Gay or Not Gay? Sally Ride
When pioneering (for America!) female astronaut Sally Ride passed away yesterday, the company she founded issued a press release noting that she was survived by "her partner of 27 years" Tam O'Shaughnessy. And Tam O'Shaughnessy is a woman. Weird, huh? Wait, there's more.
Not only that, but Ride's sister Bear Ride (that's right, Ride's sister Bear Ride) told the Broward Palm Beach New Times that Sally Ride was a gay person. That her "partnership" with Tam O'Shaughnessy was of the romantic and spiritual variety. She said the same thing to BuzzFeed. It's starting to look like Sally Ride may have been a lesbian.
Or at least that's what you'd think if you were some gossip maven who jumps to conclusions based on such flimsy evidence as testimony from a close living relative or official statements. But not Wikipedians! They need facts. Which is why there is currently a raging debate on the site over whether Ride was gay, or a lesbian, or a "queer," or a bisexual, or all of the above, or the first lesbian in space, or whether any of it matters.
As we speak, despite the efforts of several editors, Ride's entry does not contain the word "gay" or "lesbian," though it mentions both her five-year marriage in the 1980s to fellow astronaut Steve Hawley and her "partner, who is female, Tam E. O'Shaughnessy." When a few reckless souls tried to explicitly mention her gayness at the top of Ride's entry, they were shot down for some hilarious reasons, which are memorialized on the entry's history page. Like: "The partner's gender is not relevent to an encyclopedia article about Sally Ride." Because who needs to know basic biographical details about the subject of the encyclopedia article they are reading?

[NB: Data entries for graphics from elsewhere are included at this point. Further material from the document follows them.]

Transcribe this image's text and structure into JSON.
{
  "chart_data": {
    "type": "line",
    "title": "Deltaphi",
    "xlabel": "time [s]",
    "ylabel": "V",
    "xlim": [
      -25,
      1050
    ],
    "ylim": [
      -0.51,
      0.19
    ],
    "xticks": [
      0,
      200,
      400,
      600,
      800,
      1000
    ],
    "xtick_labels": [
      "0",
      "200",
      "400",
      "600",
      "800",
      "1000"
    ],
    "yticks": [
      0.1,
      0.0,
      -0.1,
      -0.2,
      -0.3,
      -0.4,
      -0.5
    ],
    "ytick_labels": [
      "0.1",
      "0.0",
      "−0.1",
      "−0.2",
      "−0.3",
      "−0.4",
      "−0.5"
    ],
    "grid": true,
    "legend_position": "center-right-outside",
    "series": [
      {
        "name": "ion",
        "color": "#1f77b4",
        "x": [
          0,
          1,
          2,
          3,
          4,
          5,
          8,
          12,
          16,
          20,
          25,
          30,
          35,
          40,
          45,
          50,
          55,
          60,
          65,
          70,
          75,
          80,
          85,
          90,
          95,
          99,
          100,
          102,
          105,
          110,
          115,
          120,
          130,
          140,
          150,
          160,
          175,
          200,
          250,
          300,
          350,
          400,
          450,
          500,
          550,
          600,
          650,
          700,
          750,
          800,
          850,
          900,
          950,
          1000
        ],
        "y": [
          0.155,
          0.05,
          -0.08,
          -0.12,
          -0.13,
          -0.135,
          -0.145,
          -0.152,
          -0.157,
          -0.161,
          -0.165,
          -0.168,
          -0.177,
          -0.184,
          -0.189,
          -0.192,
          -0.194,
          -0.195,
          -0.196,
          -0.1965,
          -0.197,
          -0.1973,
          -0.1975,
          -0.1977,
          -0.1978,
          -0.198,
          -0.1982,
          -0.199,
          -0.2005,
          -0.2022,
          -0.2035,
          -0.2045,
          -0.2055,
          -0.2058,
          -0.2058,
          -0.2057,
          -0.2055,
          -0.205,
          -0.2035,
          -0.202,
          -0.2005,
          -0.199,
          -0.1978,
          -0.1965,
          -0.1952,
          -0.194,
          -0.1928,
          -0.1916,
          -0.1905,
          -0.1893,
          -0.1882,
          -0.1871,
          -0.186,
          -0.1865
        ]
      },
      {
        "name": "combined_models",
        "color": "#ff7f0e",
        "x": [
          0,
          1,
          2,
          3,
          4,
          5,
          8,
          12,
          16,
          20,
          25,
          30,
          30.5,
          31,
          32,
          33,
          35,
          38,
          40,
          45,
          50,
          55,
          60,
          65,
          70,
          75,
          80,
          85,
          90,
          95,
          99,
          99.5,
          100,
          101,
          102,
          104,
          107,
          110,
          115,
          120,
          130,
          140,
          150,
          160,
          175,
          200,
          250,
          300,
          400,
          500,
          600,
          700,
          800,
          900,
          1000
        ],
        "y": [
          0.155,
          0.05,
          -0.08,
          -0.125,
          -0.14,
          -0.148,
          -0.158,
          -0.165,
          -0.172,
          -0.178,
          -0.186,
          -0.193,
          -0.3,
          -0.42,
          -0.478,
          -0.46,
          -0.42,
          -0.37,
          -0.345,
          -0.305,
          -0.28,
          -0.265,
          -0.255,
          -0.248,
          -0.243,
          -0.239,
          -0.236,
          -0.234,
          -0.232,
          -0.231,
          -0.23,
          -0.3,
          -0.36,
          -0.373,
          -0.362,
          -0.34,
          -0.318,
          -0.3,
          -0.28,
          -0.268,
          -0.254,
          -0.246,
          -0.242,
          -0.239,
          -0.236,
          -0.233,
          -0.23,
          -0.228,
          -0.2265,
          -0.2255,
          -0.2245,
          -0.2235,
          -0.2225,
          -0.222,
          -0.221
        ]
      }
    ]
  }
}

When one user replied that "trying to suppress her pioneering status as a lesbian is bigoted and deceitful," another pointed out that she "was married to a man when she went into space." This gets deep, huh? Are lesbian astronauts really lesbian astronauts if they weren't lesbians when they became astronauts (because it goes without saying that lesbians can't marry men)? Over on the talk page for Sally Ride, where users discussed whether it was appropriate to tag her page as "LGBT," it gets even more metaphysical:
I see that some editors have added her to two LGBT-related categories today, after her death was announced. This is probably due to the CNN article on her death with a sentence that states, "Ride is survived by her partner of 27 years, Tam O'Shaughnessy, her mother, her sister, and other family members." While the name mentioned is typically identified as a female name, Ms. Ride never identified with the LGBT movement nor publicly identified herself as a lesbian. I am not sure that categorizing her as "LGBT" is appropriate, as she never really "came out". WTF? (talk) 22:23, 23 July 2012 (UTC)
Wikipedia should stick to the facts. Being in a relationship with someone of the same sex does not automatically make you Lesbian/Gay. They could be Bisexual, one of a great variety of sexualities, or even consider themselves Straight. It's a self identification about your attraction, which no one else can know for certain. About as far as we can go is report on what people who knew Sally Ride have said, i.e. "x [reliable] source states she was a Lesbian", if that person said so in so many words. I would certainly be loath to put her in any LGBT categories if she never publicly stated that she was LGBT. ChiZeroOne (talk) 11:15, 24 July 2012 (UTC)
The current version of the article states "the fact that Ride was in a lesbian relationship with O'Shaugnessy was made by both Ride's sister and by a spokesperson for Sally Ride Science. " We do NOT know this for a fact and Sally Ride cannot refute it because she is dead. A more objective version could be "The report that Ride was in a lesbian relationship with O'Shaugnessy was made bt both Ride's sister and by a spokesperson for Sally Ride Science after her death."
Indeed, and note also that in saying "the first lesbian", the article is also making an assumption about the sexualities of [Russian astronauts] Valentina Tereshkova and Svetlana Savitskaya. (They were both married, but inferring anything from that would be unreferenced synthesis.) "Queer" is a more political term; it might be appropriate if Ride had publically identified as queer, but as far as I know she didn't. —David-Sarah Hopwood ⚥ (talk) 02:30, 24 July 2012 (UTC)
There's another logical gap: according to this bio, Tam O'Shaughnessy was Sally Ride's partner of 27 years, i.e. since 1985. But the article says that "in 1983 [Ride] became the first American woman, the first lesbian [...] to enter space", and it doesn't logically follow that she was a lesbian in 1983. (It does sometimes happen that people's sexuality can change significantly in two years; mine did.) —David-Sarah Hopwood ⚥ (talk) 02:43, 24 July 2012 (UTC)
And that's how Wikipedia performs its essential function of distilling the world's knowledge into simple, digestible, useful, factual terms.